A very good friend, who i admire greatly is - Ms. Vickery Bowles - City librarian for the Toronto Public Library and Vice chairperson of the Urban Library Council based in Washington DC. I asked her for her thoughts on the importance of libraries and her response was, and I quote, “Public libraries are catalysts for our cities’ success and our communities’ resilience and renewal which is particularly important as we emerge from global pandemic. No other public institution has the mandate and reach, physical and digital infrastructure, talent and community presence to support local residents’ changing needs while at the same time supporting cities’ broader civic and socio-economic goals”
So as directors remember your mission and always remember that…books are magic.
Things to Watch for....
River Bookshop Book Club
Don’t forget our book club - the last Tuesday of every month. Because we are still popping up White Woods Home in our Hole in the Wall space our bookclubs will be virtual in April. On April 26th we will focus on Scarborough by Catherine Hernandez. Scarborough was a Canada Reads runner up so be prepared for a great read. Let us know if you’d like to be added to the Zoom invite list by emailing email@example.com
#IndieEventsWith from Penguin Random House
Once again Penguin Random House is partnering with Indie Bookstores across Canada to offer their #IndieEventsWith conversations with entertaining and engaging authors like Douglas Stuart, author of the acclaimed Shuggie Bain and the newly released Young Mungo. Purchase of the book gets you exclusive access to this virtual event on April 28th.
Book Launch - in partnership with Black Moss Press - April 28, 7pm
Come and enjoy an evening complete with readings and a Q & A with the authors of three different works. All authors have connections to our area so the evening will truly be in support of local talent from a local publishing house, Black Moss Press.
There Will Be Fish by Peter Hrastovec Lucien & Olivia by André Narbonne (novel) The Marshwood Songs by Nick Hildenbrand and Jovan Stefanov
Email firstname.lastname@example.org or phone 226-906-8311 or reserve your spot for this live, in-store event.
Senior Savings Day Tuesdays - EXTENDED!
Our senior readers have expressed so much appreciation for our Senior Savings Tuesdays that we've decided to extend the special outside of the month of March. So every Tuesday seniors (60+) can enjoy a 10% discount storewide! More book for your buck!
Well that's it for April - a busy month for sure!
Stay tuned for all that's coming up in the next month in and around downtown Amherstburg, here's just a sneak peek...
All month long in May - Munsch Mayhem - watch for this fun family activity taking place all around downtown businesses.
May 2 - We'll be open on Mondays again! 10-5 each week.
May 6 & 7 - Jane's Walk - an annual festival of free, community-led walking conversations inspired by Jane Jacobs.
May 14 - General Amherst High School 100th year celebration.
May 20 - Art Pop Up in the Hole in the Wall
May 20 - Open Air Amherstburg 2022 starts!

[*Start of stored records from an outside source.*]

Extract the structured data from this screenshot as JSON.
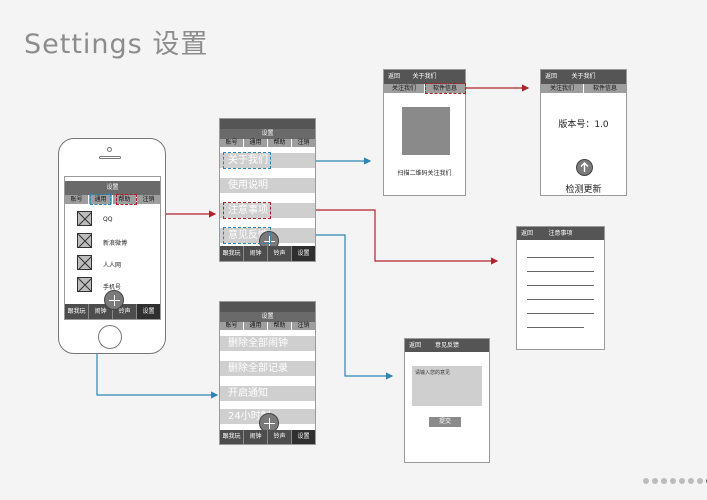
{
  "page": {
    "title": "Settings 设置"
  },
  "phone": {
    "header": "设置",
    "tabs": [
      "账号",
      "通用",
      "帮助",
      "注销"
    ],
    "accounts": [
      "QQ",
      "新浪微博",
      "人人网",
      "手机号"
    ],
    "bottom": [
      "跟我玩",
      "闹钟",
      "铃声",
      "设置"
    ]
  },
  "help_screen": {
    "header": "设置",
    "tabs": [
      "账号",
      "通用",
      "帮助",
      "注销"
    ],
    "items": [
      "关于我们",
      "使用说明",
      "注意事项",
      "意见反馈"
    ],
    "bottom": [
      "跟我玩",
      "闹钟",
      "铃声",
      "设置"
    ]
  },
  "general_screen": {
    "header": "设置",
    "tabs": [
      "账号",
      "通用",
      "帮助",
      "注销"
    ],
    "items": [
      "删除全部闹钟",
      "删除全部记录",
      "开启通知",
      "24小时制"
    ],
    "bottom": [
      "跟我玩",
      "闹钟",
      "铃声",
      "设置"
    ]
  },
  "about_screen": {
    "back": "返回",
    "header": "关于我们",
    "tabs": [
      "关注我们",
      "软件信息"
    ],
    "caption": "扫描二维码关注我们"
  },
  "software_screen": {
    "back": "返回",
    "header": "关于我们",
    "tabs": [
      "关注我们",
      "软件信息"
    ],
    "version": "版本号：1.0",
    "update": "检测更新"
  },
  "notes_screen": {
    "back": "返回",
    "header": "注意事项"
  },
  "feedback_screen": {
    "back": "返回",
    "header": "意见反馈",
    "placeholder": "请输入您的意见",
    "submit": "提交"
  },
  "colors": {
    "red_link": "#b0232a",
    "blue_link": "#2a86b5"
  },
  "pagination": {
    "count": 8,
    "active": 8
  }
}
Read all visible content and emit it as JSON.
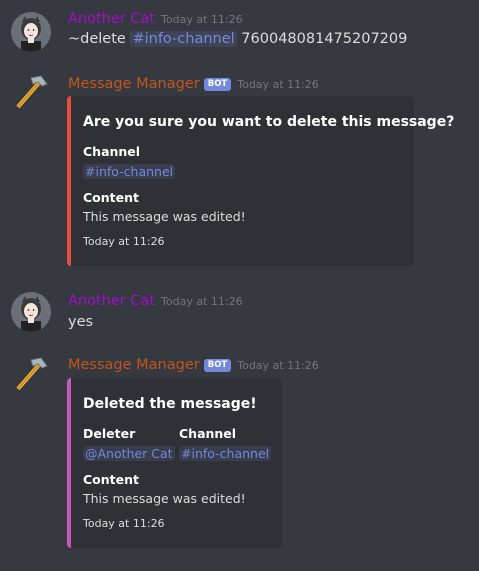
{
  "messages": [
    {
      "author": "Another Cat",
      "timestamp": "Today at 11:26",
      "content_prefix": "~delete",
      "content_mention": "#info-channel",
      "content_suffix": "760048081475207209"
    },
    {
      "author": "Message Manager",
      "bot_tag": "BOT",
      "timestamp": "Today at 11:26",
      "embed": {
        "title": "Are you sure you want to delete this message?",
        "fields": [
          {
            "name": "Channel",
            "value": "#info-channel"
          },
          {
            "name": "Content",
            "value": "This message was edited!"
          }
        ],
        "footer": "Today at 11:26",
        "color": "#e74c3c"
      }
    },
    {
      "author": "Another Cat",
      "timestamp": "Today at 11:26",
      "content": "yes"
    },
    {
      "author": "Message Manager",
      "bot_tag": "BOT",
      "timestamp": "Today at 11:26",
      "embed": {
        "title": "Deleted the message!",
        "fields": [
          {
            "name": "Deleter",
            "value": "@Another Cat"
          },
          {
            "name": "Channel",
            "value": "#info-channel"
          },
          {
            "name": "Content",
            "value": "This message was edited!"
          }
        ],
        "footer": "Today at 11:26",
        "color": "#c45ab6"
      }
    }
  ],
  "colors": {
    "background": "#36393f",
    "embed_background": "#2f3136",
    "user_name": "#a00fcc",
    "bot_name": "#c0561c",
    "bot_tag": "#7289da",
    "mention": "#7289da"
  },
  "icons": {
    "user_avatar": "cat-avatar-icon",
    "bot_avatar": "hammer-icon"
  }
}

May 21 & 22 - Queen's Platinum Jubilee
May 29 - Storytime with the Maestro, Robert Franz from WSO
May 31 - River Bookshop Book Club
See you soon,
The River Bookshop Team
River Bookshop Covid Protocol Update -
effective March 21, 2022
As of Monday March 21, 2022 the government mandates regarding masking will be lifted. Here at the River Bookshop we will be proceeding with the utmost caution. We encourage those who wish to be masked to please feel comfortable doing so - staff will also remain masked for the time being. However, it will not be a requirement for shopping or attending Hole in the Wall events. We do ask that everyone strive to maintain social distancing during your time with us.
Thank you for assisting us in providing a safe and secure experience for everyone.